Por razón de cargo, el virrey era jefe de todas las grandes secciones del aparato gubernativo colonial. De la militar, como capitán general; de la política y administrativa, como gobernador del reino; de la judicial, como presidente de la audiencia; de la espiritual o religiosa, como vicepatrono de la Iglesia, y de la fiscal, como superintendente de la real hacienda. Pero sus funciones más específicas, las que ejercía en toda su plenitud y extensión, fueron las militares y las político-administrativas; pues, por lo que toca a las demás, sólo se le atribuía una intervención muy limitada, correspondiendo casi todas ellas, respectivamente, a la audiencia, al arzobispo y los obispos, y a la junta superior de hacienda y oficiales reales.

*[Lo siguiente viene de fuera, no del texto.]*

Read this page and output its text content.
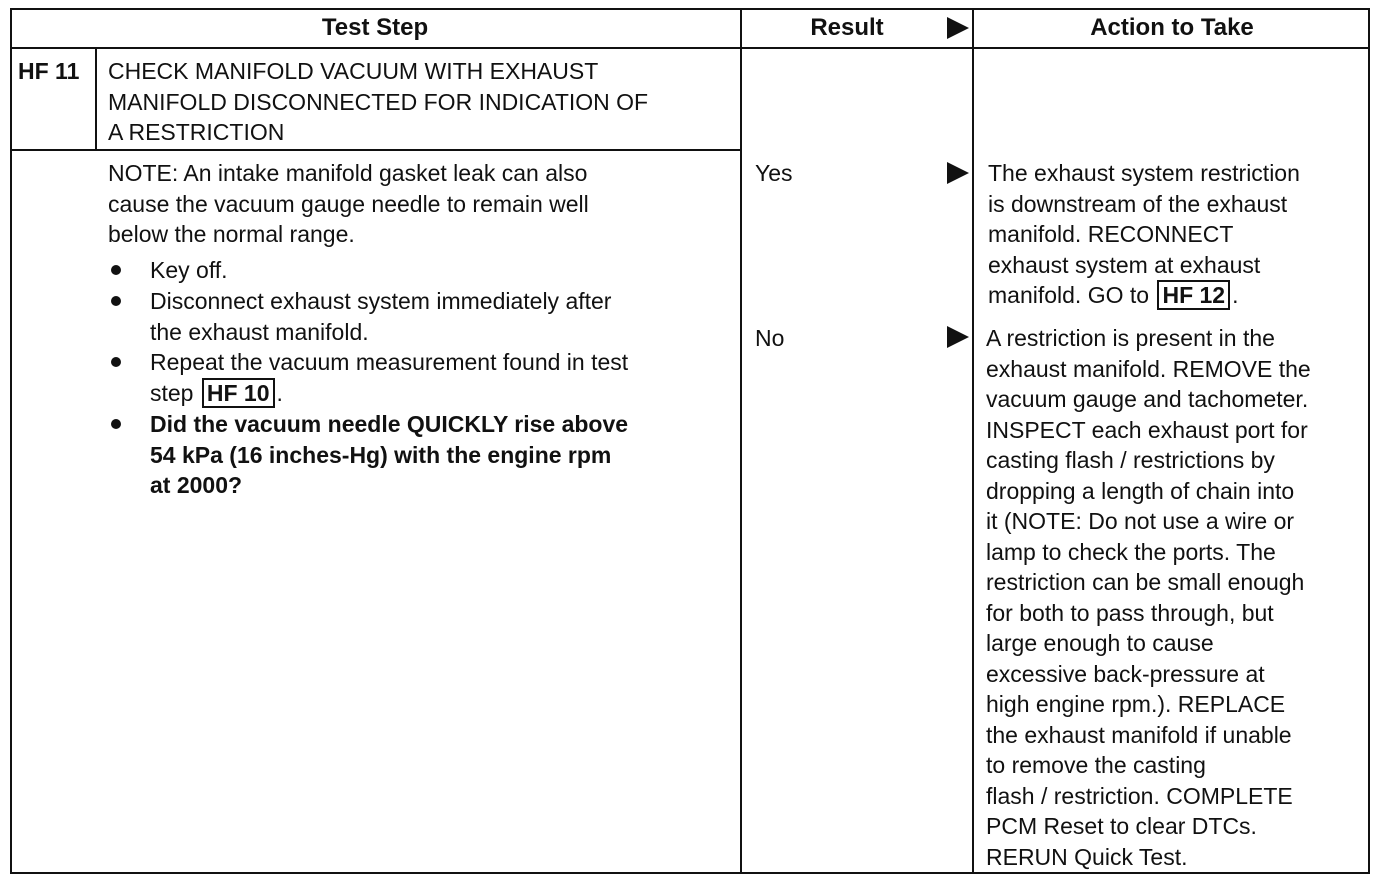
Test Step	Result	Action to Take
HF 11 CHECK MANIFOLD VACUUM WITH EXHAUST
MANIFOLD DISCONNECTED FOR INDICATION OF
A RESTRICTION
NOTE: An intake manifold gasket leak can also
cause the vacuum gauge needle to remain well
below the normal range.
Key off.
Disconnect exhaust system immediately after
the exhaust manifold.
Repeat the vacuum measurement found in test
step HF 10 .
Did the vacuum needle QUICKLY rise above
54 kPa (16 inches-Hg) with the engine rpm
at 2000?
Yes
No
The exhaust system restriction
is downstream of the exhaust
manifold. RECONNECT
exhaust system at exhaust
manifold. GO to HF 12 .
A restriction is present in the
exhaust manifold. REMOVE the
vacuum gauge and tachometer.
INSPECT each exhaust port for
casting flash / restrictions by
dropping a length of chain into
it (NOTE: Do not use a wire or
lamp to check the ports. The
restriction can be small enough
for both to pass through, but
large enough to cause
excessive back-pressure at
high engine rpm.). REPLACE
the exhaust manifold if unable
to remove the casting
flash / restriction. COMPLETE
PCM Reset to clear DTCs.
RERUN Quick Test.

En la magistratura virreinal novohispana se reflejaron dos rasgos de la suprema institución a que representaba: la condición de centro o cabeza de todos los poderes y el patriarcalismo. Lo primero daba al virrey la posibilidad, y le adjudicaba el deber de intervenir en todo o de estar atento a todo. De ser cumplidor o celoso, no le quedaban al primer magistrado de la colonia muchos momentos de respiro. Por eso decía don Martín Enríquez que si bien en la Península se juzgaba que el oficio de virrey era en la Nueva España muy descansado y que en tierras nuevas no debía haber mucho a que acudir, a él le había desengañado de esto la experiencia y el trabajo que había tenido, pues hallaba que acá sólo el virrey era dueño de todas las cosas que allá estaban repartidas entre muchos, y sólo él había de tener el cuidado que cada uno debía tener en su propio oficio. El patriarcalismo constituía la cabeza de la colonia en la obligación de escuchar a todos los pretendientes a algo, a recibir las más variadas solicitudes de ayuda o protección, a dirimir los pleitos y diferencias entre instituciones y entre familias o personas…; pues nadie se daba por satisfecho hasta que su aspiración, su necesidad, su agravio, o lo que fuese, no eran conocidos y resueltos por aquel jefe. El mismo virrey citado antes, Martín Enríquez, manifestaba en las instrucciones a su sucesor en el cargo, que no había chico ni grande, ni individuo de cualquier estado o condición, que supiese acudir a otro sino a él en toda suerte de negocios, porque hasta los enojos y niñerías que pasaban entre algunos en sus casas les parecía que no tendrían buen suceso sino daban cuenta de ello al delegado del monarca: él había visto que la tierra pedía esto y que el virrey tenía que ser el padre de todos.

Entre los poderes gubernativos del supremo jerarca novohispano destacaban los de reglamentación de la vida colonial conforme a la ley o a falta de ella. Fueron importantísimos estos poderes a causa del poco desarrollo de la legislación central, que sólo contenía por lo regular normas muy generales, y de las grandes lagunas que en ella había. Los virreyes suplieron la doble carencia de normas mediantes las ordenanzas emitidas en virtud de sus facultades reglamentarias. Y tales ordenanzas virreinales constituyen quizá la mayor parte de la legislación colonial; y asimismo la base principal de las disposiciones reales, pues la mayoría de éstas no son otra cosa que ratificación o corroboración de normas dictadas por los virreyes. En la Nueva España casi toda la reglamentación de la vida social y económica —trabajo, minas, ganadería, tributo de los indios, etc., etc.— es obra de los virreyes, que a veces, por participar la audiencia en ella, se manifiesta bajo la forma de autos acordados.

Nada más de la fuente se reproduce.